I remember visiting my grandmother on Saturday morning and like clock work, she would be making fresh dough, for the weekly batch of homemade cinnamon rolls she would nibble on and serve to guests during the week. Often there would be enough dough for a loaf of bread, and some rolls. Those rolls, hot out of the oven, spread with butter and jelly, would literally melt in your mouth. I believe she's serving the cinnamon rolls in heaven as we speak, to the delight of the saints and angels. I loved watching her work and talking to her has she methodically scooped flour, kneaded and rolled the dough. She was a master. I, on the other hand, not quite so skilled. One Saturday, she asked me if I wanted to try, again, to make a loaf of bread. Sighing, I told her, "Sure. I'll try, again." She passed me the utensils and I mirrored her every move, though I was not as graceful at the kneading as she was. And, again, we were both stumped when out of the oven came her typically perfect, golden brown loaf of bread. And mine, another door stop. It was a baffling experience. But, completely made null and void, once we cut into her loaf.

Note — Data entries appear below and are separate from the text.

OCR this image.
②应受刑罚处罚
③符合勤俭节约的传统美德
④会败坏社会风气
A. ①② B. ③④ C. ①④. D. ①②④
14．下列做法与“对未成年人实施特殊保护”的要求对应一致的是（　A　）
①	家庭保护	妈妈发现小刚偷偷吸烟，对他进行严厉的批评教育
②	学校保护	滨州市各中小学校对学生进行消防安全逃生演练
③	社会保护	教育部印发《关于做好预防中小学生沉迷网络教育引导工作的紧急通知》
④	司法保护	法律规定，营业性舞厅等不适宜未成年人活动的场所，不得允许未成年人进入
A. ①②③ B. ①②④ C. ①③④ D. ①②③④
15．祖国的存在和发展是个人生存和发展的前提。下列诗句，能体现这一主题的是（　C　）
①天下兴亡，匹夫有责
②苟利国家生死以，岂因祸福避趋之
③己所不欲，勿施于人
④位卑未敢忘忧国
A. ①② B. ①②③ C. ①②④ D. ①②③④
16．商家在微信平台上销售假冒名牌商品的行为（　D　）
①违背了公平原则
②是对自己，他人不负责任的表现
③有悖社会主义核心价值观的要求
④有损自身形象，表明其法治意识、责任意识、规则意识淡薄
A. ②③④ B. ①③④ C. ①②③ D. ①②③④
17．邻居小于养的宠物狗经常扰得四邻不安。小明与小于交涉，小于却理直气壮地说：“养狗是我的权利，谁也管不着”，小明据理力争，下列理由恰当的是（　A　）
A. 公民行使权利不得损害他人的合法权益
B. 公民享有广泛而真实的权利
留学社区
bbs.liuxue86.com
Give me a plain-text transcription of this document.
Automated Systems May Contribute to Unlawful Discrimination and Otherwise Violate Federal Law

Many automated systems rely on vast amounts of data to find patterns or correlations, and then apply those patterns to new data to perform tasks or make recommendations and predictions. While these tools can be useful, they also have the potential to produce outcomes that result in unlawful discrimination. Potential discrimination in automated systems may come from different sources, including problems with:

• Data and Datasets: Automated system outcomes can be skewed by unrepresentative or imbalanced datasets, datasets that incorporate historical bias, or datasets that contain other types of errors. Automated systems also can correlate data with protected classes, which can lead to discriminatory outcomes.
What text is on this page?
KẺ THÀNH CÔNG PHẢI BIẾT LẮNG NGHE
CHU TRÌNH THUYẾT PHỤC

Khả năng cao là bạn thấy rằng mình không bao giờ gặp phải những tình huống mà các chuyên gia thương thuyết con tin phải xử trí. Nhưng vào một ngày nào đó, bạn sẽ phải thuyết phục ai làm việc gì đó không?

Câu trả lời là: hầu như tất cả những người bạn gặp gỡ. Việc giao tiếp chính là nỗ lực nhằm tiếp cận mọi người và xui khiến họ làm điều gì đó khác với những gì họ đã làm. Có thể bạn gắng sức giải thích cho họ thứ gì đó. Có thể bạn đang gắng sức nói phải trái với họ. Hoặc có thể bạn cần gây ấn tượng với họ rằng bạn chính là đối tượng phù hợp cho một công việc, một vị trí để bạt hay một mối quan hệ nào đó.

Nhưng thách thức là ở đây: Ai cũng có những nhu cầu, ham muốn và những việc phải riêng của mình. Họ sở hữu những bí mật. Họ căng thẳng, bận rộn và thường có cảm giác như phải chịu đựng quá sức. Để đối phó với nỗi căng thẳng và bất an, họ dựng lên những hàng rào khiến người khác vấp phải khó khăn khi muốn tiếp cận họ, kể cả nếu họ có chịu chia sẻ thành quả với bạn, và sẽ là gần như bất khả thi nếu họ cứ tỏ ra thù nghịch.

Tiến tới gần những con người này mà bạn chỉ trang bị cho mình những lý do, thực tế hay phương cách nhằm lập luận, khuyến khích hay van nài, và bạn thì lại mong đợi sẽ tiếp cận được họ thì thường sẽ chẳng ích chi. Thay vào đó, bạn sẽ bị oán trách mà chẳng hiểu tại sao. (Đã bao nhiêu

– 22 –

I was thinking about her last week. Her temperament was as sweet as her cinnamon rolls. Patient. Kind. Giving. She had been through a lot in her life. Raising four children alone. Her husband died unexpectedly at a young age. Life was hard for her, but to look at her, you would never know. Then I though about her on those Saturday mornings, kneading that dough. And I thought about me. How during this experience with my daughter I have run the gamut of emotions from numbness to rage; until recently. I think I have kneaded my rage out. I still teeter on fear and worry, sadness and anger but there is also a calmness that was never there, before. A calmness that, from a logical view, shouldn't be there, but it is. I have kneaded my anger into calm, and am currently forming my emotions into a more palatable menu. All of the crying, and yelling and calling to God has begun to inspire in me an understanding that I am truly helpless in all of this; the anger and rage does nothing but hinder whatever process has to take place.
So, now I am praying that we are all on more sure footing, as we walk this path. I am also praying that as each of us kneads out our emotions and experiences, we are all continually blessed along the way with golden servings of contentment and success.
"That I am truly helpless in all of this" is a HUGE realization in this journey. That is step 1. Understanding that we are powerless/helpless to change another person, to make them sober, no matter how much we want it for them, is a turning point. Accepting what "is" is another..then we can begin to move forward whether our addicted children do or not. Bless you Signe....it sounds like you have several examples of wonderful and strong women in your life. You are blessed.
ReplyDeleteThank you, Annette. Thank you.